Antitrust in Deregulated Markets 2004

In Sweden and the rest of Europe, just as in many other parts of the world, economic adaptation is taking place. Markets for electricity, telecom and transport are being opened up to competition. In order to disseminate knowledge of what is taking place in deregulated markets, the Competition Authority invited a number of prominent researchers and experts in the area to contribute articles to the anthology ”The Pros and Cons of Antitrust in Deregulated Markets”.

The book is focusing on the relationship between competition legislation and sectoral regulation. When is sector specific deregulation needed to steer the actions of undertakings and when is general legislation on competition sufficient?

  • Martin Cave (University of Warwick) and Peter Crowther ( Firm LeBoeuf, Lamb, Greene & MacRae) argue that there are advantages to be drawn from such special regulation as a complement to the rules on competition when markets are being liberalised.

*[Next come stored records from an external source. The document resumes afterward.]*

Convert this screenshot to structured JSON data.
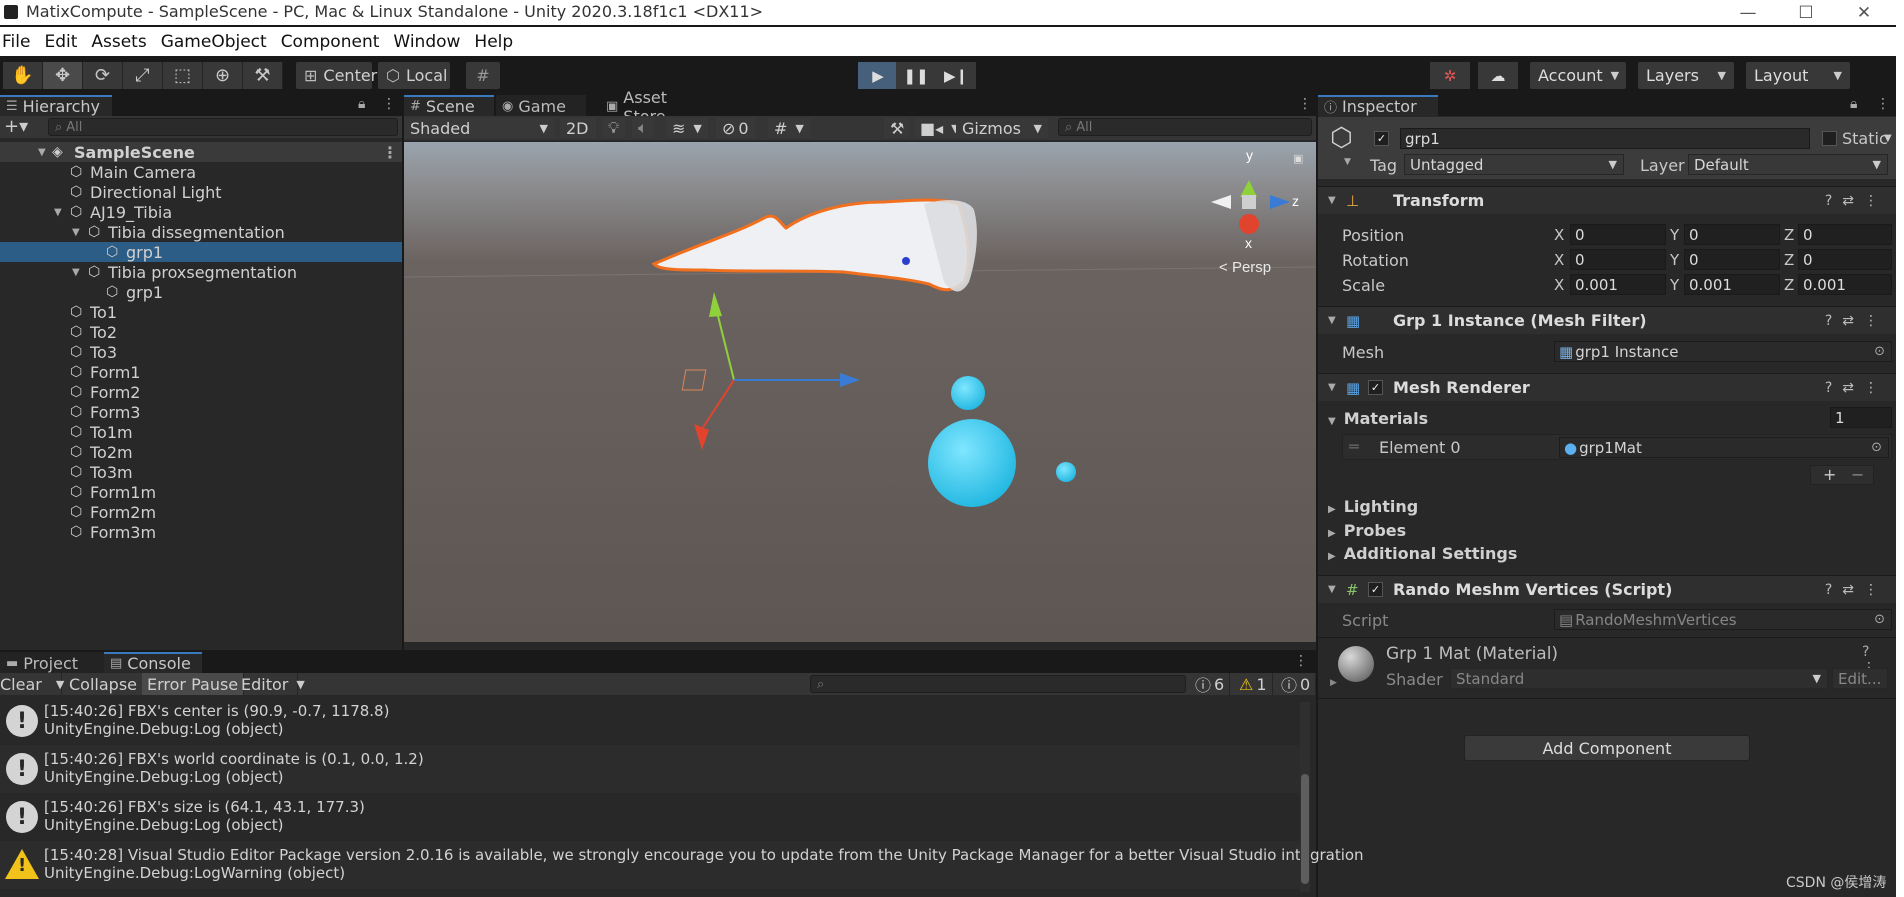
{
  "window": {
    "title": "MatixCompute - SampleScene - PC, Mac & Linux Standalone - Unity 2020.3.18f1c1 <DX11>",
    "controls": {
      "minimize": "—",
      "maximize": "☐",
      "close": "✕"
    }
  },
  "menu": [
    "File",
    "Edit",
    "Assets",
    "GameObject",
    "Component",
    "Window",
    "Help"
  ],
  "toolbar": {
    "tools": [
      "hand-icon",
      "move-icon",
      "rotate-icon",
      "scale-icon",
      "rect-icon",
      "transform-icon",
      "custom-tool-icon"
    ],
    "pivot": "Center",
    "space": "Local",
    "account": "Account",
    "layers": "Layers",
    "layout": "Layout"
  },
  "hierarchy": {
    "tab": "Hierarchy",
    "search_placeholder": "All",
    "scene": "SampleScene",
    "items": [
      "Main Camera",
      "Directional Light",
      "AJ19_Tibia",
      "Tibia dissegmentation",
      "grp1",
      "Tibia proxsegmentation",
      "grp1",
      "To1",
      "To2",
      "To3",
      "Form1",
      "Form2",
      "Form3",
      "To1m",
      "To2m",
      "To3m",
      "Form1m",
      "Form2m",
      "Form3m"
    ]
  },
  "scene_view": {
    "tabs": [
      "Scene",
      "Game",
      "Asset Store"
    ],
    "shading": "Shaded",
    "mode_2d": "2D",
    "hidden_count": "0",
    "gizmos": "Gizmos",
    "search_placeholder": "All",
    "gizmo": {
      "y": "y",
      "z": "z",
      "x": "x",
      "persp": "Persp"
    }
  },
  "inspector": {
    "tab": "Inspector",
    "object_name": "grp1",
    "static_label": "Static",
    "tag_label": "Tag",
    "tag_value": "Untagged",
    "layer_label": "Layer",
    "layer_value": "Default",
    "transform": {
      "title": "Transform",
      "position_label": "Position",
      "position": [
        "0",
        "0",
        "0"
      ],
      "rotation_label": "Rotation",
      "rotation": [
        "0",
        "0",
        "0"
      ],
      "scale_label": "Scale",
      "scale": [
        "0.001",
        "0.001",
        "0.001"
      ],
      "axes": [
        "X",
        "Y",
        "Z"
      ]
    },
    "mesh_filter": {
      "title": "Grp 1 Instance (Mesh Filter)",
      "mesh_label": "Mesh",
      "mesh_value": "grp1 Instance"
    },
    "mesh_renderer": {
      "title": "Mesh Renderer",
      "materials_label": "Materials",
      "materials_count": "1",
      "element_label": "Element 0",
      "element_value": "grp1Mat",
      "add": "+",
      "remove": "−",
      "lighting": "Lighting",
      "probes": "Probes",
      "additional": "Additional Settings"
    },
    "script": {
      "title": "Rando Meshm Vertices (Script)",
      "script_label": "Script",
      "script_value": "RandoMeshmVertices"
    },
    "material": {
      "title": "Grp 1 Mat (Material)",
      "shader_label": "Shader",
      "shader_value": "Standard",
      "edit": "Edit..."
    },
    "add_component": "Add Component"
  },
  "console": {
    "tabs": [
      "Project",
      "Console"
    ],
    "buttons": {
      "clear": "Clear",
      "collapse": "Collapse",
      "error_pause": "Error Pause",
      "editor": "Editor"
    },
    "counts": {
      "info": "6",
      "warn": "1",
      "error": "0"
    },
    "logs": [
      {
        "type": "info",
        "line1": "[15:40:26] FBX's center is (90.9, -0.7, 1178.8)",
        "line2": "UnityEngine.Debug:Log (object)"
      },
      {
        "type": "info",
        "line1": "[15:40:26] FBX's world coordinate is (0.1, 0.0, 1.2)",
        "line2": "UnityEngine.Debug:Log (object)"
      },
      {
        "type": "info",
        "line1": "[15:40:26] FBX's size is (64.1, 43.1, 177.3)",
        "line2": "UnityEngine.Debug:Log (object)"
      },
      {
        "type": "warn",
        "line1": "[15:40:28] Visual Studio Editor Package version 2.0.16 is available, we strongly encourage you to update from the Unity Package Manager for a better Visual Studio integration",
        "line2": "UnityEngine.Debug:LogWarning (object)"
      }
    ]
  },
  "watermark": "CSDN @侯增涛",
  "colors": {
    "selection": "#2c5d87",
    "accent_tab": "#3a79bb",
    "sphere": "#3fd0f0",
    "outline": "#f07020"
  }
}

  • Consumer aspects in deregulation were discussed in a contribution to the article from Michael Harker and Catherine Waddams Price (both from ESRC Centre for Competition Policy and the University of East Anglia). They are clearly questioning the fact that the the authorities are capable of dealing with consumer issues when monopolies have been replaced by competition.

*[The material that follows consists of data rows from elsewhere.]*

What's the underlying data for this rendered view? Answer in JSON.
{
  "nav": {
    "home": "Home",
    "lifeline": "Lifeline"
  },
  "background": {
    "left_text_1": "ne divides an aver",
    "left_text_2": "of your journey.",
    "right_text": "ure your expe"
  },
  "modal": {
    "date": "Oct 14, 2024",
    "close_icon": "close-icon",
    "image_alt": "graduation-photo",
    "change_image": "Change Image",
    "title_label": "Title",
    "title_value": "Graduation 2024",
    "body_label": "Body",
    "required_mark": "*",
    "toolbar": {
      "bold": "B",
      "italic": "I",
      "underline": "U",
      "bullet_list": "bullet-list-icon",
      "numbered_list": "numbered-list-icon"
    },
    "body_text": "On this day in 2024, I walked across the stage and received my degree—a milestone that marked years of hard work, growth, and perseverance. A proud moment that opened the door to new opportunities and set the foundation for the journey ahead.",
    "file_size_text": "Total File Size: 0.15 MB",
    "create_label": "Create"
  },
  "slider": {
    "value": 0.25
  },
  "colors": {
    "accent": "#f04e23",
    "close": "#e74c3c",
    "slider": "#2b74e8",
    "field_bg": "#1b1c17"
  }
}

  • Alison Oldale and A. Jorge Padilla (both from LECG) have a clearly critical approach to the new Electronic Communications Act introduced in the EU to regulate the telecom market. They show that such regulation can imply much more intervention than competition legislation.
  • Frank A. Wolak (Stanford University) is pointing at the fact that the competition rules in the electricity area must be supplemented by special legislation to tackle the actions of electricity undertakings.